Los progres pueden ser muy tontos y de moralidad problemática, pero de Prada debería citar a alguno que exhorte a entregarse sin recato a la promiscuidad. Si es que puede.

Son posibles otras defensas del Papa respecto a la problemática del preservativo y el sida más inteligentes y con menos moralina. Por ejemplo la de David Friedman.

De Prada quiere reflexionar «sobre la dificultad insalvable que constituye tratar de afirmar la verdad profunda de las cosas, en una época que ha renunciado a la posibilidad del conocimiento, enfangada en un lodazal en el que sólo triunfan el embrollo y la desintegración de la razón.» Ninguna época ha dispuesto de tanto conocimiento como la actual. El problema es que él entiende como verdad profunda la superstición sobrenatural revelada de la fe religiosa, o sea lo contrario de la razón y el conocimiento del mundo natural realmente existente.
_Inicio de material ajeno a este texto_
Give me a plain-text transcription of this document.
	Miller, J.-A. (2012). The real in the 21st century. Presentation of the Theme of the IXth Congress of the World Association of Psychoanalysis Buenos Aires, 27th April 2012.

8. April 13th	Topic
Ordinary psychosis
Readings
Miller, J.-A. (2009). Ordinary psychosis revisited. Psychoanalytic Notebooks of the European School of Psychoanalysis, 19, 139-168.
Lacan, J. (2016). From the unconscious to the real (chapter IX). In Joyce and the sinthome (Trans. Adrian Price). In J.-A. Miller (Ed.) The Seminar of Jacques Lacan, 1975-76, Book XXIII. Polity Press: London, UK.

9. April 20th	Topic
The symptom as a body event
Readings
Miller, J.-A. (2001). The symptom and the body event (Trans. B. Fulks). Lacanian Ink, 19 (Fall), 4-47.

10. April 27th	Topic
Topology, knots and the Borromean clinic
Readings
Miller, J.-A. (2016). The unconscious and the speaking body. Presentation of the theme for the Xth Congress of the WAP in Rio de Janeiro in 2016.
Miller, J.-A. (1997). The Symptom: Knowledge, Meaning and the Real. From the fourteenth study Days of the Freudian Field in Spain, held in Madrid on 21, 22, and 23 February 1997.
Según el Papa «El auténtico problema en este momento actual de la historia es que Dios desaparece del horizonte de los hombres y, con el apagarse de la luz que proviene de Dios, la humanidad se ve afectada por la falta de orientación, cuyos efectos destructivos se ponen cada vez más de manifiesto». Los creyentes más irracionales no parecen capaces de aceptar la posibilidad de una orientación puramente natural.

De Prada remata insistiendo en que al mundo «le falta la luz que viene de lo alto. Es un signo escatológico clarísimo; y aceptando convertirse en diana del escarnio y la calumnia furiosa -en este contexto debemos situar este intento chusco de reprobación de los ignaros-, Benedicto XVI, varón de dolores, está preparando a los cristianos para afrontar la Cruz. Así de duro y así de simple: «Ecce Homo».»

Precioso lo del «varón de dolores». Arrepentíos, que el fin de los tiempos anda cerca.